だが、いたとしても何も言えなかっただろう。
「青州もだ」
その声だけ、少し違った。
家族を奪った場所。
戻るはずだった場所。
門を閉ざした場所。
怒りの行き先は、一つではない。
私はそのことを、頭に入れておく。
「許す必要はございません」
秦明様がこちらを見る。
「何だと」
「今は、許すかどうかを決める段階ではございません。まず、食べて、休んで、傷を増やさないことです」
「俺は怪我人ではない」
「心の話です」
言ってから、少しだけ後悔した。
現代語に寄りすぎたかもしれない。
だが、秦明様は怒鳴らなかった。
「妙なことを言う女だ」
「よく言われます」
実際には、あまり言われていない。
言われる前に書類で黙らせていた。
黄信様が静かに頭を下げた。
「晁蓋殿。私も、秦明殿と同じ扱いで構いません。
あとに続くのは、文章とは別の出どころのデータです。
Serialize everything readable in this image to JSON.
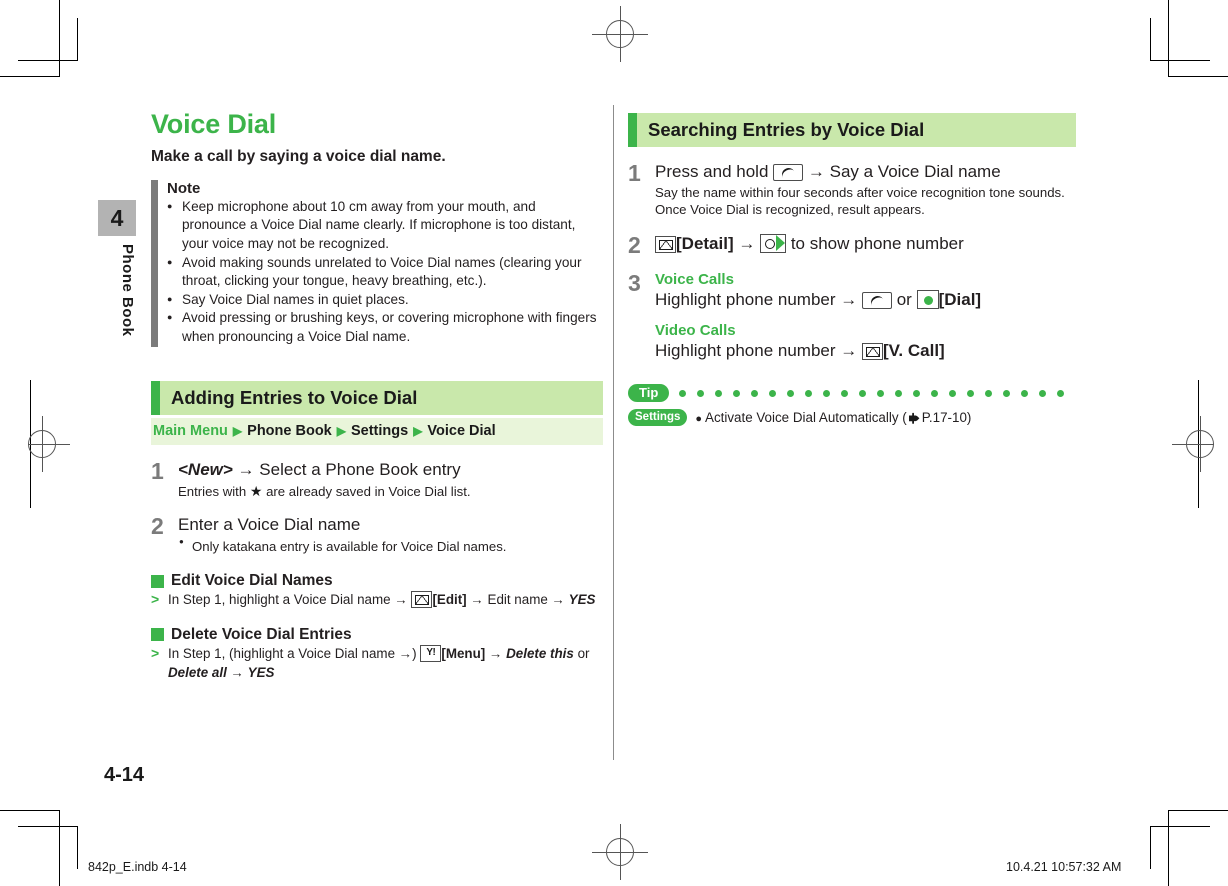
{
  "chapter": {
    "number": "4",
    "name": "Phone Book"
  },
  "left_column": {
    "title": "Voice Dial",
    "subtitle": "Make a call by saying a voice dial name.",
    "note": {
      "heading": "Note",
      "items": [
        "Keep microphone about 10 cm away from your mouth, and pronounce a Voice Dial name clearly. If microphone is too distant, your voice may not be recognized.",
        "Avoid making sounds unrelated to Voice Dial names (clearing your throat, clicking your tongue, heavy breathing, etc.).",
        "Say Voice Dial names in quiet places.",
        "Avoid pressing or brushing keys, or covering microphone with fingers when pronouncing a Voice Dial name."
      ]
    },
    "section_heading": "Adding Entries to Voice Dial",
    "breadcrumb": {
      "first": "Main Menu",
      "items": [
        "Phone Book",
        "Settings",
        "Voice Dial"
      ],
      "arrow": "▶"
    },
    "steps": [
      {
        "number": "1",
        "main_pre": "<New>",
        "main_post": "Select a Phone Book entry",
        "sub_pre": "Entries with",
        "sub_post": "are already saved in Voice Dial list."
      },
      {
        "number": "2",
        "main": "Enter a Voice Dial name",
        "bullet": "Only katakana entry is available for Voice Dial names."
      }
    ],
    "subsections": [
      {
        "title": "Edit Voice Dial Names",
        "prefix": "In Step 1, highlight a Voice Dial name",
        "key_label": "[Edit]",
        "middle": "Edit name",
        "end": "YES"
      },
      {
        "title": "Delete Voice Dial Entries",
        "prefix": "In Step 1, (highlight a Voice Dial name",
        "key_label": "[Menu]",
        "middle": "Delete this",
        "or_word": "or",
        "alt": "Delete all",
        "end": "YES"
      }
    ]
  },
  "right_column": {
    "section_heading": "Searching Entries by Voice Dial",
    "steps": [
      {
        "number": "1",
        "main_pre": "Press and hold",
        "main_post": "Say a Voice Dial name",
        "sub_line1": "Say the name within four seconds after voice recognition tone sounds.",
        "sub_line2": "Once Voice Dial is recognized, result appears."
      },
      {
        "number": "2",
        "key_label": "[Detail]",
        "main_post": "to show phone number"
      },
      {
        "number": "3",
        "voice_heading": "Voice Calls",
        "voice_text": "Highlight phone number",
        "voice_or": "or",
        "voice_key_label": "[Dial]",
        "video_heading": "Video Calls",
        "video_text": "Highlight phone number",
        "video_key_label": "[V. Call]"
      }
    ],
    "tip": {
      "label": "Tip",
      "settings_label": "Settings",
      "item_text": "Activate Voice Dial Automatically (",
      "ref": "P.17-10",
      "close": ")"
    }
  },
  "footer": {
    "page_number": "4-14",
    "file_info": "842p_E.indb   4-14",
    "print_info": "10.4.21   10:57:32 AM"
  },
  "icons": {
    "mail_key": "mail-key-icon",
    "call_key": "call-key-icon",
    "nav_key": "navigation-key-icon",
    "center_key": "center-select-key-icon",
    "menu_key": "yahoo-menu-key-icon",
    "star": "★",
    "arrow": "→"
  },
  "colors": {
    "brand_green": "#3cb44a",
    "header_bg": "#c9e8ab",
    "crumb_bg": "#e9f5da",
    "note_bar": "#7b7b7b",
    "tab_gray": "#b3b3b3"
  }
}
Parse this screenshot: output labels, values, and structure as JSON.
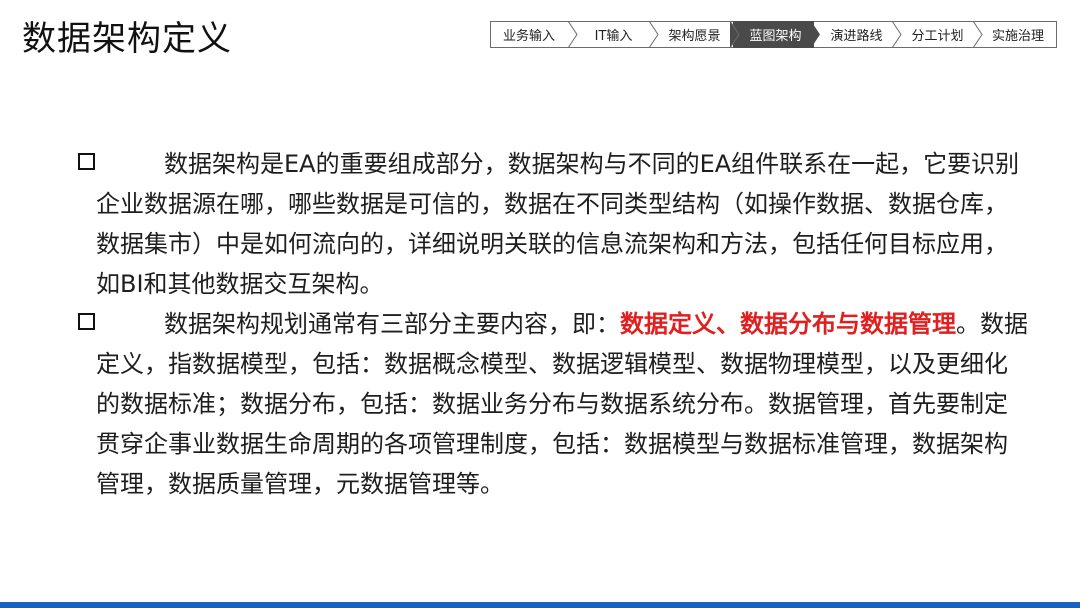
{
  "title": "数据架构定义",
  "nav": {
    "items": [
      {
        "label": "业务输入",
        "active": false
      },
      {
        "label": "IT输入",
        "active": false
      },
      {
        "label": "架构愿景",
        "active": false
      },
      {
        "label": "蓝图架构",
        "active": true
      },
      {
        "label": "演进路线",
        "active": false
      },
      {
        "label": "分工计划",
        "active": false
      },
      {
        "label": "实施治理",
        "active": false
      }
    ]
  },
  "content": {
    "para1": "数据架构是EA的重要组成部分，数据架构与不同的EA组件联系在一起，它要识别企业数据源在哪，哪些数据是可信的，数据在不同类型结构（如操作数据、数据仓库，数据集市）中是如何流向的，详细说明关联的信息流架构和方法，包括任何目标应用，如BI和其他数据交互架构。",
    "para2_lead": "数据架构规划通常有三部分主要内容，即：",
    "para2_highlight": "数据定义、数据分布与数据管理",
    "para2_rest": "。数据定义，指数据模型，包括：数据概念模型、数据逻辑模型、数据物理模型，以及更细化的数据标准；数据分布，包括：数据业务分布与数据系统分布。数据管理，首先要制定贯穿企事业数据生命周期的各项管理制度，包括：数据模型与数据标准管理，数据架构管理，数据质量管理，元数据管理等。"
  },
  "colors": {
    "highlight": "#e02020",
    "nav_active_bg": "#4a4a4a",
    "bottom_bar": "#1565c0"
  }
}
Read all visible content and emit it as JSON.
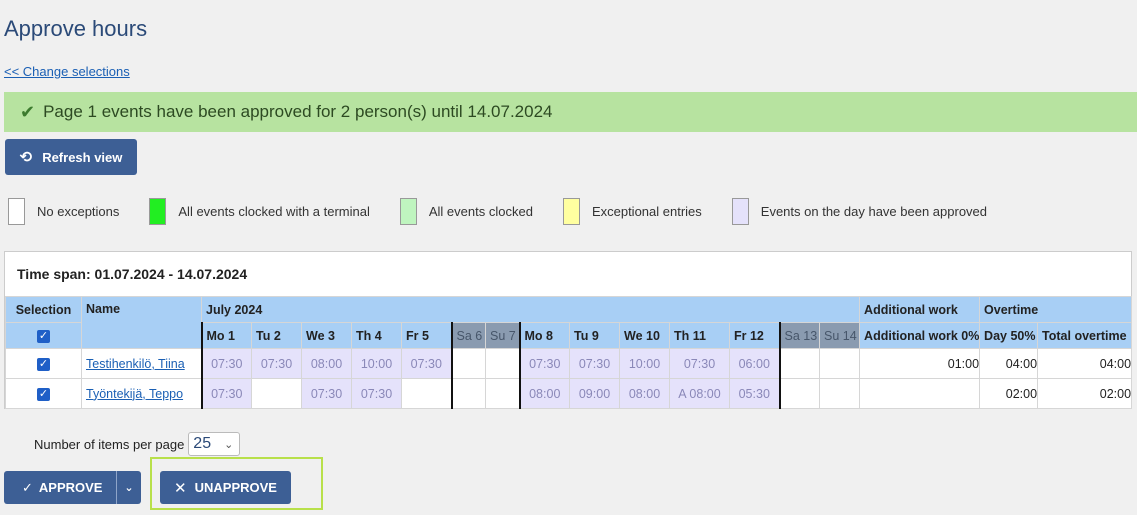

ただし、証言が必要な時は呼んでください」
「分かった」
晁蓋様が頷く。
呉用様は、まだ何か考えている顔だった。
秦明様を戦力として見ている。
それは分かる。
梁山泊にとっては、喉から手が出るほど欲しいはずだ。
だが、採用通知はまだ出さない。
内定も出さない。
まして配属先など論外である。
私は頭の中の議事録を閉じた。
秦明様、黄信様は食客。
事実確認は一旦完了。
青州の処分は不当。
今後の所属は保留。
宋江様は引き続き当事者。
花栄様の妹君の件は、当然ながら本日議題にしない。
王英様の婚姻案件は、影も形もない。
よし――
今日の仕事は、ここまででよい。
人は、食事を出されたからといって、すぐ仲間になるわけではない。
寝床を与えられたからといって、過去を置いていけるわけでもない。
それでも、食べる場所がある。
眠る場所がある。
話を聞く者がいる。
今は、それで十分だ。
正式な入山は、まだ先。
当面は食客扱いでお願いいたします。
本件、閻婆惜よりご報告いたします。
本日の聞き取りは、ひとまず完了いたしました。
秦明様と黄信様は、当面食客扱い。
青州の処分については、黄信様より証言をいただきました。
梁山泊への正式な入山は、まだ決定しておりません。
食事と寝床は用意します。
ただし、役目も序列も採用通知も後日でございます。
急いで決めた結果がどうなるかは、青州が実演済みです。
なお、王英様は最後まで呼んでおりません。